We introduce TTS, a dependent type theory in which semantic composition is represented by horn filling and distinctions between possible completions are witnessed relative to explicit measurement regimes. TTS replaces globally canonical composition with regime-indexed indiscernibility and constructive apartness, allowing filler spaces to be classified as canonical when all completions are observationally connected and forked when two warranted completions are positively separated.

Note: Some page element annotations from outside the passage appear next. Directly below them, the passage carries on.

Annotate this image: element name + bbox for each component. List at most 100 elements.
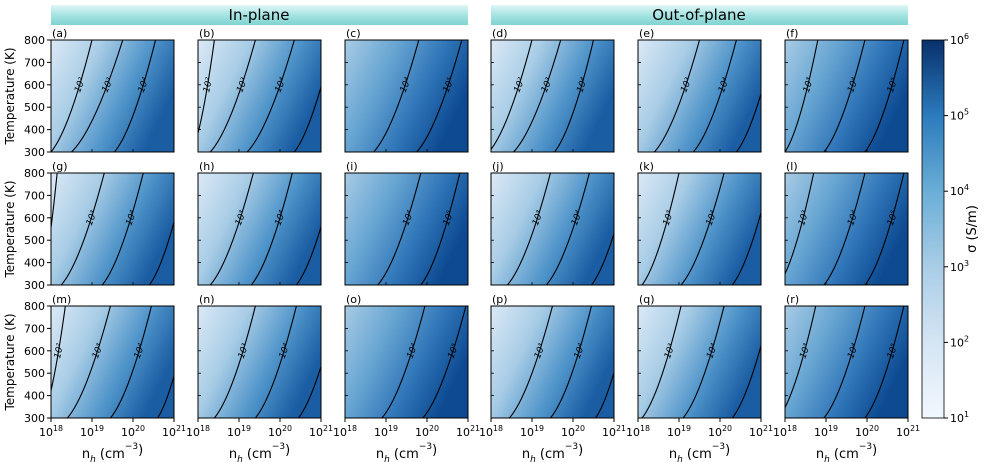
contour-label: 10⁴	[278, 342, 293, 360]
contour-label: 10⁵	[886, 209, 901, 227]
y-axis-label: Temperature (K)	[3, 47, 17, 145]
panel-label: (i)	[346, 160, 358, 173]
heatmap-panel	[785, 306, 908, 418]
panel-label: (k)	[639, 160, 654, 173]
y-tick-label: 400	[24, 124, 45, 137]
heatmap-panel	[638, 40, 761, 152]
contour-label: 10⁴	[705, 342, 720, 360]
y-tick-label: 700	[24, 189, 45, 202]
contour-line	[51, 306, 66, 394]
panel-frame	[344, 39, 469, 153]
panel-label: (d)	[492, 27, 508, 40]
x-tick-label: 1021	[162, 424, 186, 439]
contour-line	[864, 306, 905, 418]
panel-label: (h)	[199, 160, 215, 173]
x-tick-label: 1020	[415, 424, 439, 439]
contour-line	[653, 40, 701, 152]
contour-label: 10²	[202, 76, 215, 93]
contour-label: 10⁴	[846, 342, 861, 360]
heatmap-panel	[345, 173, 468, 285]
contour-line	[254, 306, 297, 418]
panel-label: (n)	[199, 293, 215, 306]
heatmap-panel	[785, 173, 908, 285]
contour-label: 10⁴	[125, 209, 140, 227]
panel-label: (j)	[492, 160, 504, 173]
contour-label: 10⁵	[886, 76, 901, 94]
panel-label: (b)	[199, 27, 215, 40]
y-tick-label: 400	[24, 257, 45, 270]
x-tick-label: 1020	[708, 424, 732, 439]
contour-label: 10³	[797, 209, 811, 227]
heatmap-panel	[198, 173, 321, 285]
contour-label: 10⁴	[274, 209, 289, 227]
x-tick-label: 1018	[773, 424, 797, 439]
contour-line	[157, 373, 174, 418]
x-tick-label: 1021	[896, 424, 920, 439]
x-tick-label: 1018	[186, 424, 210, 439]
heatmap-panel	[638, 306, 761, 418]
panel-frame	[344, 172, 469, 286]
contour-line	[785, 40, 819, 152]
contour-line	[591, 231, 614, 285]
panel-frame	[784, 39, 909, 153]
banner-in-plane	[51, 5, 468, 25]
contour-line	[422, 306, 467, 418]
contour-line	[731, 343, 761, 418]
x-tick-label: 1018	[626, 424, 650, 439]
heatmap-panel	[491, 40, 614, 152]
contour-line	[246, 40, 295, 152]
panel-label: (a)	[52, 27, 67, 40]
panel-label: (g)	[52, 160, 68, 173]
contour-label: 10⁴	[133, 342, 148, 360]
contour-line	[110, 306, 152, 418]
contour-label: 10²	[53, 342, 66, 359]
contour-line	[250, 173, 293, 285]
y-axis-label: Temperature (K)	[3, 180, 17, 278]
panel-frame	[784, 172, 909, 286]
heatmap-panel	[51, 306, 174, 418]
panel-frame	[490, 172, 615, 286]
x-tick-label: 1020	[561, 424, 585, 439]
contour-line	[198, 40, 215, 136]
heatmap-panel	[345, 306, 468, 418]
panel-label: (p)	[492, 293, 508, 306]
x-axis-label: nh (cm−3)	[82, 442, 143, 462]
panel-frame	[50, 305, 175, 419]
x-axis-label: nh (cm−3)	[376, 442, 437, 462]
colorbar-tick-label: 101	[950, 410, 969, 425]
contour-line	[682, 306, 725, 418]
y-tick-label: 700	[24, 322, 45, 335]
contour-line	[416, 40, 463, 152]
panel-label: (q)	[639, 293, 655, 306]
x-axis-label: nh (cm−3)	[816, 442, 877, 462]
x-tick-label: 1021	[456, 424, 480, 439]
contour-line	[595, 370, 614, 418]
colorbar-label: σ (S/m)	[965, 205, 980, 253]
contour-line	[823, 40, 866, 152]
contour-label: 10³	[237, 342, 252, 360]
contour-line	[377, 173, 422, 285]
heatmap-panel	[345, 40, 468, 152]
y-tick-label: 800	[24, 34, 45, 47]
banner-out-of-plane	[491, 5, 908, 25]
contour-line	[545, 173, 590, 285]
contour-line	[641, 173, 680, 285]
x-tick-label: 1020	[855, 424, 879, 439]
colorbar-tick-label: 102	[950, 334, 969, 349]
contour-line	[731, 210, 761, 285]
contour-line	[148, 220, 174, 285]
contour-line	[295, 224, 321, 285]
contour-label: 10³	[799, 342, 813, 360]
contour-label: 10³	[802, 76, 816, 94]
contour-line	[692, 40, 737, 152]
contour-line	[298, 364, 321, 418]
heatmap-panel	[51, 40, 174, 152]
contour-label: 10⁴	[846, 209, 861, 227]
contour-line	[60, 173, 105, 285]
x-tick-label: 1020	[268, 424, 292, 439]
panel-frame	[50, 172, 175, 286]
contour-line	[381, 306, 426, 418]
x-tick-label: 1018	[479, 424, 503, 439]
x-tick-label: 1019	[667, 424, 691, 439]
title-out-of-plane: Out-of-plane	[652, 6, 746, 24]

Separation witnesses enter the calculus only through measurement contexts recording actual instrument outputs, yielding conservativity, provenance, and a no-fork-from-the-empty-record result. We prove that forks persist under refinement while canonicity may fail, and characterize exactly when an identification made by one regime can consistently coexist with a separation made by another. This framework supports a geometric account of Fregean sense as a choice of filler, reference as the boundary constraining that choice, and hyperintensional difference as measured apartness, while providing a falsifiable bridge to stratified representation spaces and branching behaviour in language-model generation.

翻译：我们提出TTS，一种依赖类型论，其中语义组合由horn填充表示，而可能完成之间的区分相对于明确的度量机制得到见证。TTS用机制索引的不可区分性和构造性分离取代了全局规范组合，允许填充空间被分类为：当所有完成在观察上相连时为规范空间，当两个受保证的完成被正向分离时为分叉空间。分离见证仅通过记录实际仪器输出的度量上下文进入演算，从而得到保守性、来源性以及“无空记录分叉”结果。我们证明分叉在精化下保持，而规范性可能失效，并精确刻画了一个机制做出的识别何时能与另一机制做出的分离一致共存。该框架为弗雷格意义（作为填充的选择）、指称（作为约束该选择的边界）以及超内涵差异（作为度量的分离）提供了几何解释，同时为语言模型生成中的分层表示空间和分叉行为提供了可证伪的桥梁。